Zollinger-Ellison sendromu

Zollinger-Ellison Sendromu nedir?

1955'te Zollinger ve Ellison, tedavisi zor ülserleri olan 2 hasta tanımladılar. üst bölümler Yüksek asit üretiminin arka planına karşı diyare ile ortaya çıkan gastrointestinal sistem, pankreas adacıklarının bir tümörü ile birleştirildi ve bu tümör tarafından üretilen hümoral maddeler ile peptik ülserlerin müteakip oluşumu arasında olası bir patogenetik ilişki önerdi. Bu tümörün hücreleri (asidofilik insulosit-a-hücreleri), ikinci adı - gastrinoma aldığı temelinde büyük miktarda gastrin salgılar.

Zollinger-Ellison Sendromu sırasında patogenez (ne olur?):

artık tespit edilmiştir ki Zollinger-Ellison sendromu Vakaların% 85-90'ında gastrin üreten tümör pankreasta (en sık baş veya kuyrukta), hastaların% 10-15'inde duodenumun inen kısmında, nadiren midede, karaciğerde lokalizedir. , dalak ve diğer organlar. Bazı hastalarda klinik tablo Zollinger-Ellison sendromu, muayene sırasında teşhis edilen bir tümör değil, mide antrumunun gastrin üreten mukoza zarının G hücrelerinin hiperplazisidir. Hastaların yaklaşık %25'inde Zollinger-Ellison sendromu, pankreas, paratiroid bezleri, hipofiz, adrenal bezlerin adenomatöz lezyonlarının görüldüğü, otozomal dominant bir mekanizma ile kalıtılan bir hastalık olan multipl endokrin adenomatozis tip I'in (MEA-I) bir tezahürüdür. tespit edilir.

Vakaların% 60-90'ında, gastrinomların doğası kötü huyludur, ancak kural olarak oldukça yavaş büyüme ile ayırt edilirler. Metastaz en sık bölgesel lenf düğümleri, karaciğer, dalak, mediastende görülür. Tümörlerin boyutları 0,2-2 cm arasında değişir, nadiren 5 cm ve üzerine ulaşır.

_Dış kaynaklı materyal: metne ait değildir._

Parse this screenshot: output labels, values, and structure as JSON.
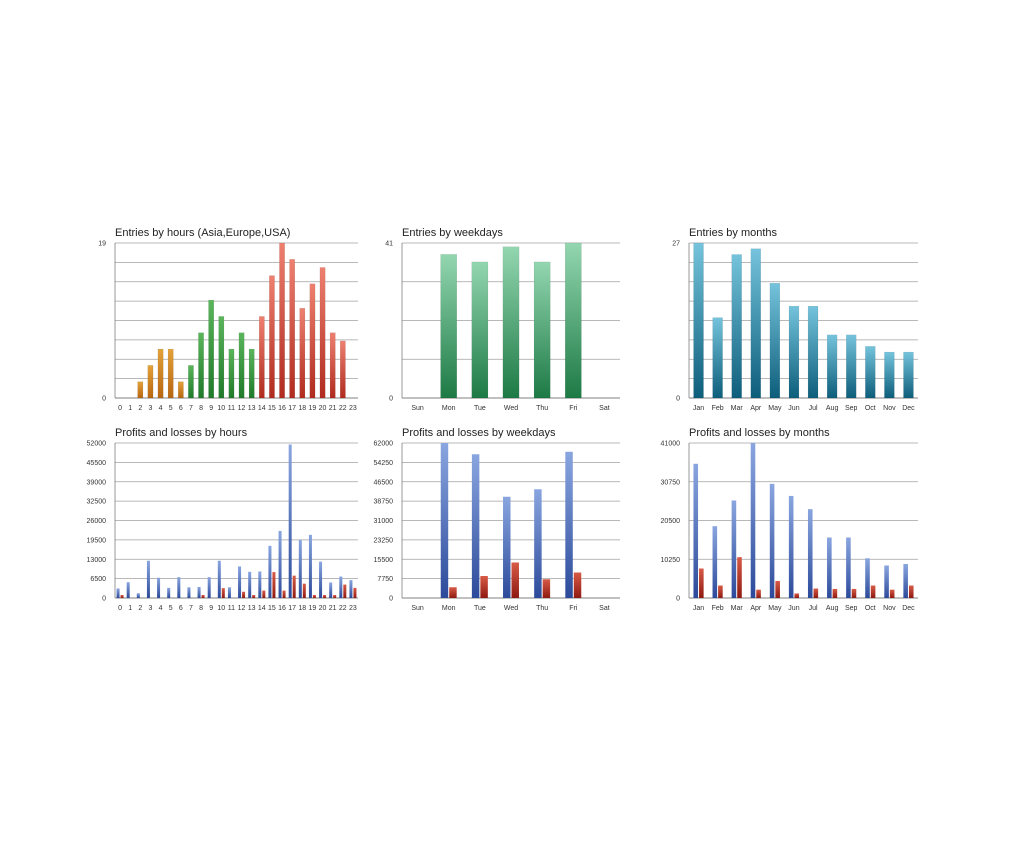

Nispeten nadir bir patolojidir. İnsidansı yılda 1.000.000 nüfusta 1-4'tür. 1978 yılına gelindiğinde, literatürde bu tür hastaların 2000'den fazla gözlemi tanımlanmıştır. Bazı raporlara göre, Zollinger-Ellison sendromlu hastalar, duodenal ülserli tüm hastaların %1'ini oluşturabilir. Aynı zamanda, zamanında tespit edilmesindeki zorluklar şu gerçeğinden kaynaklanıyor olabilir: erken aşamalar bu sendrom, yaygın bir peptik ülser kisvesi altında ilerleyebilir.

Zollinger-Ellison sendromu erkeklerde daha sık olmak üzere herhangi bir yaşta (esas olarak 20 ila 50 yaşları arasında) ortaya çıkar.

Zollinger-Ellison sendromlu hastaların% 90-95'inde, patogenezi artan gastrin üretimine bağlı olarak keskin bir hidroklorik asit hiper üretimi ile ilişkili olan peptik ülserler bulunur.

Çoğu hastada duodenum ülserleri tespit edilir ve lezyonların midede lokalizasyonu daha az yaygındır. Ülseratif lezyonları olan hastaların yaklaşık %20-25'i duodenumun distal kısmında ve ayrıca jejunumda (sıradan peptik ülser için tipik olmayan) bulunur.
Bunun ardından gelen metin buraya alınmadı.